South from Granada

“South from Granada” by Gerald Brenan is about the seven years between January 1920 and 1933 that the author spent living in a small, very poor, Andalucian village sixty miles south of Granada. The village, Yegen, is about 4,000 feet above sea level and is located in a region called the Alpujarra. It is well irrigated so they can grow wine grapes, olives and many other foods there. This is a time before the tourist boom and the life-style in the 20’s was very primitive- for instance, there was no electricity or telephone in the village – and everything, as it was at the time, is described, warts and all: domestic life in general, beliefs, legends, the church, attitudes to animals are all discussed candidly and sympathetically. To my certain knowledge, many of those customs and beliefs extended into the sixties and possibly even into the seventies. It is well-written and I recommend it to you.

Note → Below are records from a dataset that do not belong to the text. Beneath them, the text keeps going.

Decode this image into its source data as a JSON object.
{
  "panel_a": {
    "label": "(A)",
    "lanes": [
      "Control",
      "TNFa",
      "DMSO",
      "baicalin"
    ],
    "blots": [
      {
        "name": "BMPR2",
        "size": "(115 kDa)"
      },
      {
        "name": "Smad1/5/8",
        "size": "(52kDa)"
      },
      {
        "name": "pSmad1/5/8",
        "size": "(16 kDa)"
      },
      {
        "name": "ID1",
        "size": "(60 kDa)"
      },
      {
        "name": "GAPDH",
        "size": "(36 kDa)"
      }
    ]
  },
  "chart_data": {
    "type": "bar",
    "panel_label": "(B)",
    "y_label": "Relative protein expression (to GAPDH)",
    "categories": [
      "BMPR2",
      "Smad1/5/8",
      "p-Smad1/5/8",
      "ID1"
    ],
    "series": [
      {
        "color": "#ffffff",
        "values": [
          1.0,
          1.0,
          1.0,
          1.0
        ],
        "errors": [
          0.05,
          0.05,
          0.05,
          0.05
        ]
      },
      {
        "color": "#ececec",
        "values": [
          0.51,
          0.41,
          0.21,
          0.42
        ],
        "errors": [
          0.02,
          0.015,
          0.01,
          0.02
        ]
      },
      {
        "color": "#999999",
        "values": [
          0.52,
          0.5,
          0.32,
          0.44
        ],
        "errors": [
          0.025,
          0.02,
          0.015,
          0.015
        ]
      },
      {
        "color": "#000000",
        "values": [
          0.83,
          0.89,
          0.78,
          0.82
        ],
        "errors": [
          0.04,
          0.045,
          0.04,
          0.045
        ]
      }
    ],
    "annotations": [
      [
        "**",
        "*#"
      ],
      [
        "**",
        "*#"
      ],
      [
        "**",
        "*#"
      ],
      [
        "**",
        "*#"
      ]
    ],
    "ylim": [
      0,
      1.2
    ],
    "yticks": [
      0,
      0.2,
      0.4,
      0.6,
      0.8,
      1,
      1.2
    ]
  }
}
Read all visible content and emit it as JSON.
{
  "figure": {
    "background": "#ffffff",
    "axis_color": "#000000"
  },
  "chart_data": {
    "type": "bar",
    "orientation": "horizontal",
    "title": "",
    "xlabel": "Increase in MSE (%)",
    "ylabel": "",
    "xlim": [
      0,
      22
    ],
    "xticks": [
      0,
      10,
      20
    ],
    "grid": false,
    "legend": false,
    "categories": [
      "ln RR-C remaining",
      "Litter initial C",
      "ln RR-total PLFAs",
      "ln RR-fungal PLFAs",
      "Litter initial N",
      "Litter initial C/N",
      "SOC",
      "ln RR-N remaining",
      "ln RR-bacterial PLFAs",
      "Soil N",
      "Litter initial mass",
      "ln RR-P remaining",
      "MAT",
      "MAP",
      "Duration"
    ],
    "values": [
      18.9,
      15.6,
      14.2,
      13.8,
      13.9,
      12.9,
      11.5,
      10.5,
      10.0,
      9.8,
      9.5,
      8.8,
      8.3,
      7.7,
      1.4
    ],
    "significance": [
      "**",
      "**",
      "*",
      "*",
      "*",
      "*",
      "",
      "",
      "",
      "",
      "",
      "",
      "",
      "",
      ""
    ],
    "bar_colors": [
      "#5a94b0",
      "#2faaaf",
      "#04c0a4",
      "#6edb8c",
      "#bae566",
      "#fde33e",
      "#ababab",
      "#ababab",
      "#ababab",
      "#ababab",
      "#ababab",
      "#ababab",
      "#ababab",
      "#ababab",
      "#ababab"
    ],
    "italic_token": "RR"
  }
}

Gerald Brenan is also of interest. He was highly regarded as a writer on matters Spanish and went to Spain “to find himself” after serving as a Captain in the First World War. He came from a wealthy family and attended a good public school. At age eighteen he ran away to walk to China with an older friend, the photographer, Hope-Johnstone, but after six months and 1,500 miles, they had only got as far as Bosnia before they ran out of money and were forced to return. His relationship with his father was not good and instead of going to university, as his father wanted, he trained to serve in the Indian Army and when war broke out in 1914 he joined up.
After the war, in 1919, his walking friend, Hope-Johnstone, introduced Brenan to the Bloomsbury Group. He became a great friend to Ralph Partidge; he had an affair with Dora Carrington, the well knows artist;  and was a confidant of both Lyton Strachy and Virginia Wolfe, all of whom visited him in Spain though Lyton Strachy, in particular, did not have pleasant memories of the experience.